Input datasets are available in Cornerstone and you can select variables in this dataset for each analysis, e.g., the R interface. R functions can be defined with more than one input dataset. This function redirects a Cornerstone dataset into an R object which can be used as an ‘Input R Object’ in the R interface as shown in the following screenshot.
As in the screenshot above, we will use the sample dataset ‘gas90’ for this explanation.
To achieve the result in ‘Cornerstone’ open a dataset and choose menu ‘Analysis’ -> ‘CornerstoneR’ -> ‘Redirect Dataset to R Object’ as shown in the following screenshot.
In the appearing dialog select variable all interesting variables to predictors. It is possible to assign variables to responses, group, and auxiliaries. This information is piped to the redirected dataset and can be used in other functions.
‘OK’ confirms your selection and the following window appears.

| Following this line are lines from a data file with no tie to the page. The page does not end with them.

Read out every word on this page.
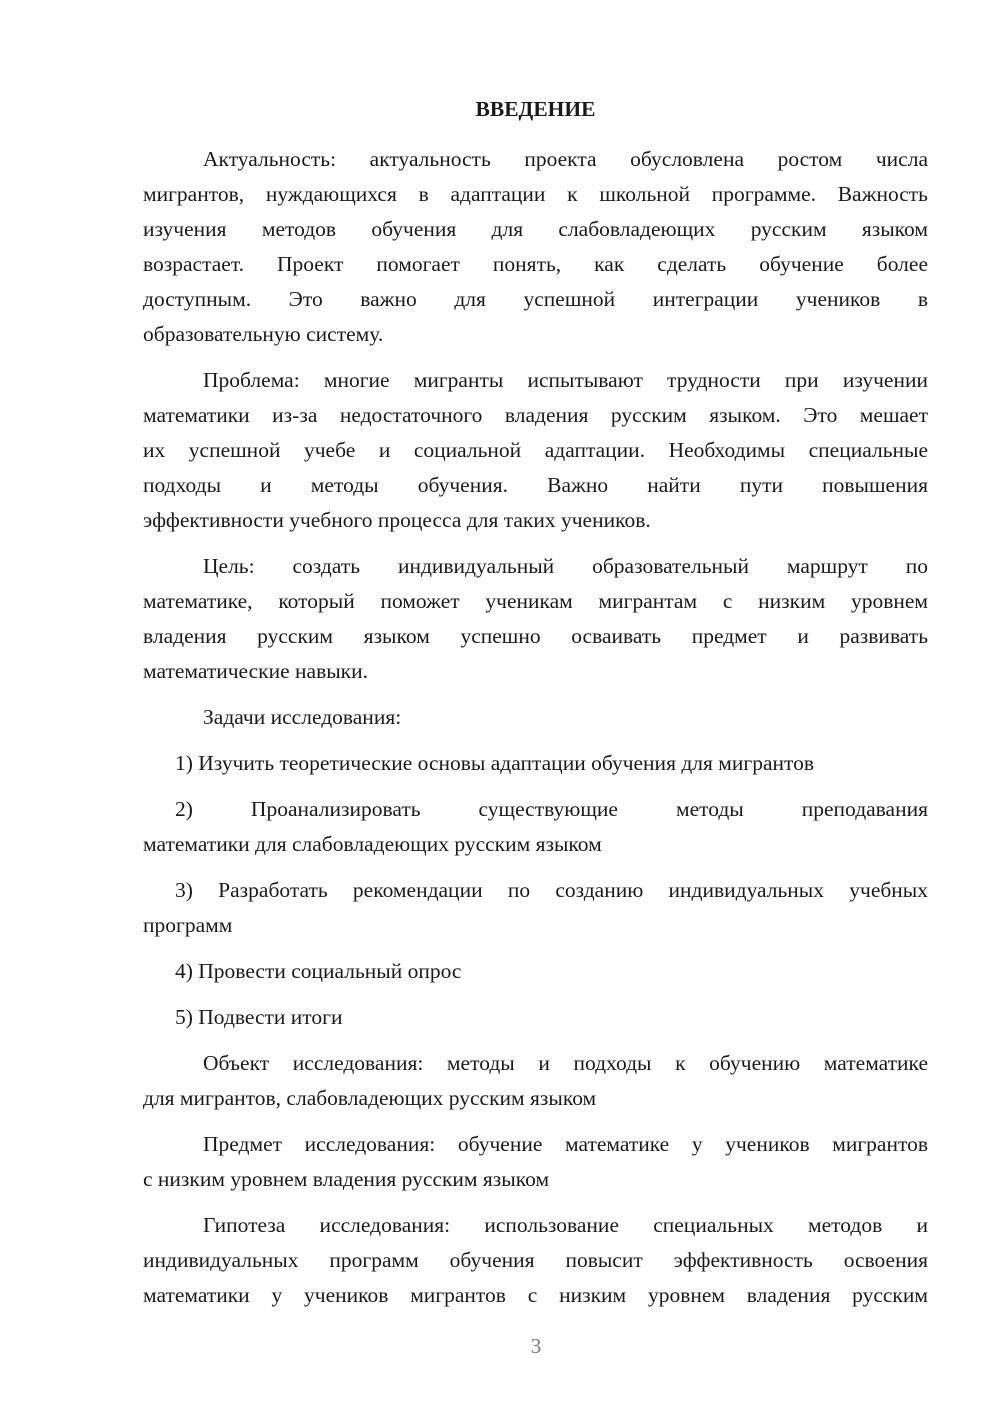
ВВЕДЕНИЕ
Актуальность: актуальность проекта обусловлена ростом числа
мигрантов, нуждающихся в адаптации к школьной программе. Важность
изучения методов обучения для слабовладеющих русским языком
возрастает. Проект помогает понять, как сделать обучение более
доступным. Это важно для успешной интеграции учеников в
образовательную систему.
Проблема: многие мигранты испытывают трудности при изучении
математики из-за недостаточного владения русским языком. Это мешает
их успешной учебе и социальной адаптации. Необходимы специальные
подходы и методы обучения. Важно найти пути повышения
эффективности учебного процесса для таких учеников.
Цель: создать индивидуальный образовательный маршрут по
математике, который поможет ученикам мигрантам с низким уровнем
владения русским языком успешно осваивать предмет и развивать
математические навыки.
Задачи исследования:
1) Изучить теоретические основы адаптации обучения для мигрантов
2) Проанализировать существующие методы преподавания
математики для слабовладеющих русским языком
3) Разработать рекомендации по созданию индивидуальных учебных
программ
4) Провести социальный опрос
5) Подвести итоги
Объект исследования: методы и подходы к обучению математике
для мигрантов, слабовладеющих русским языком
Предмет исследования: обучение математике у учеников мигрантов
с низким уровнем владения русским языком
Гипотеза исследования: использование специальных методов и
индивидуальных программ обучения повысит эффективность освоения
математики у учеников мигрантов с низким уровнем владения русским
3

Now, click the execute button (green arrow) or choose the menu ‘R Script’ -> ‘Execute’ and all calculations are done via ‘R’. Calculations are done if the text at the lower left status bar contains ‘Last execute error state: OK’. Our result is available via the menu ‘Summaries’ -> ‘Redirected Dataset’ as shown in the following screenshot.
After clicking this menu a ‘Cornerstone’ object with the redirected data opens.

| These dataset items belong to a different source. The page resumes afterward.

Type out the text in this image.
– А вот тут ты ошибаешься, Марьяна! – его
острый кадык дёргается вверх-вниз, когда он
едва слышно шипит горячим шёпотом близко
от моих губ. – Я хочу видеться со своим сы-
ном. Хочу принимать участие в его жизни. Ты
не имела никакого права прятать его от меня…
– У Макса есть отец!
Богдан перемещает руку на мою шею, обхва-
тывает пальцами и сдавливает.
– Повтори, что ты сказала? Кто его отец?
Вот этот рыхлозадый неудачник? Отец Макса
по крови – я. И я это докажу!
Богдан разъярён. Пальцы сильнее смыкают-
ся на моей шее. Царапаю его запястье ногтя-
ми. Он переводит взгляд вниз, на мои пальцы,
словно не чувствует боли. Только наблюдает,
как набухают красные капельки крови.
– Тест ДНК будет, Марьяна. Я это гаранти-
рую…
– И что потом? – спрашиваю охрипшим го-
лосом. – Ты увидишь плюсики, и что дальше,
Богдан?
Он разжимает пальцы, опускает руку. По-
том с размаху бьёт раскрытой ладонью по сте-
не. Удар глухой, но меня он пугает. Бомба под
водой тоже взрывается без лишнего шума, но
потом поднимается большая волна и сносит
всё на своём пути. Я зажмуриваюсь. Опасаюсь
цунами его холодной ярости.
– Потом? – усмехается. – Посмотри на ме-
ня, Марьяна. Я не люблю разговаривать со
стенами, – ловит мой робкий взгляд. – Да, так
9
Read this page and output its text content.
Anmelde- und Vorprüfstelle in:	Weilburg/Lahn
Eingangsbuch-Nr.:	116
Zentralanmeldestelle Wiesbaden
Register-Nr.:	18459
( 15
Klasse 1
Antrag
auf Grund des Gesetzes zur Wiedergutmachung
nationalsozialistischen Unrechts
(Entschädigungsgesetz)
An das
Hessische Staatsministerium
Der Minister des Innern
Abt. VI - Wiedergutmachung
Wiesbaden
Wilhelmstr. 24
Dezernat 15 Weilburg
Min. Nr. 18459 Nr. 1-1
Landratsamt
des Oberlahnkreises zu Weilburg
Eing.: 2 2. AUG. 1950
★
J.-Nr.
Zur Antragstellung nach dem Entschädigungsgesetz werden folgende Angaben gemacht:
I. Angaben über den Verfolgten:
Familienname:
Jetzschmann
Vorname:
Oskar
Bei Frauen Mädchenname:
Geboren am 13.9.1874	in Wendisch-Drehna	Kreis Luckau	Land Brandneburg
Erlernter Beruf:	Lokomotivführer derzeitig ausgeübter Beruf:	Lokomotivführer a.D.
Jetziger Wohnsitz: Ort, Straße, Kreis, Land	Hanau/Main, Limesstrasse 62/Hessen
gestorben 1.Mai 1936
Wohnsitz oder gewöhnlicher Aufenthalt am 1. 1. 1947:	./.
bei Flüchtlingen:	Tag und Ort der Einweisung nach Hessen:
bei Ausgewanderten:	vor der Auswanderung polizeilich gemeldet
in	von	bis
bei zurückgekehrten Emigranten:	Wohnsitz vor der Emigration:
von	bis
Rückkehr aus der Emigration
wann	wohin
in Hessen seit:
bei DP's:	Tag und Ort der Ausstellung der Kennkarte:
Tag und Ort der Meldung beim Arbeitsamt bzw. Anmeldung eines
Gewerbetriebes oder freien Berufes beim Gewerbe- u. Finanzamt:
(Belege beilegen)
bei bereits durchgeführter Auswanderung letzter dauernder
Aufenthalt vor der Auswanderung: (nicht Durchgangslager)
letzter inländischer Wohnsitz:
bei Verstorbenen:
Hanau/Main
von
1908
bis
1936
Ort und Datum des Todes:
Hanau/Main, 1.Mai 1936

After you create another analysis (in this example we use ‘matchNearestNeighbor’ from the dataset ‘gas91’) we can chose the redirected dataset in the ‘R’ object via ‘R Script’ -> ‘Input R Objects’.
In the appearing dialog select the corresponding object.
‘OK’ confirms your selection and you get back to the ‘R Script’ window.
Now, click the execute button (green arrow) or choose the menu ‘R Script’ -> ‘Execute’ and all calculations are done via ‘R’ within ‘matchNearestNeighbor’. If you selected the same variables as predictors as in the redirected dataset, can get the results from this calculation via ‘Summaries’ -> ‘Nearest Neighbors’. This dataset shows for each row in ‘gas91’ the corresponding row from ‘gas90’ with the lowest Euclidean distance. You find a detailed explanation in the corresponding vignette.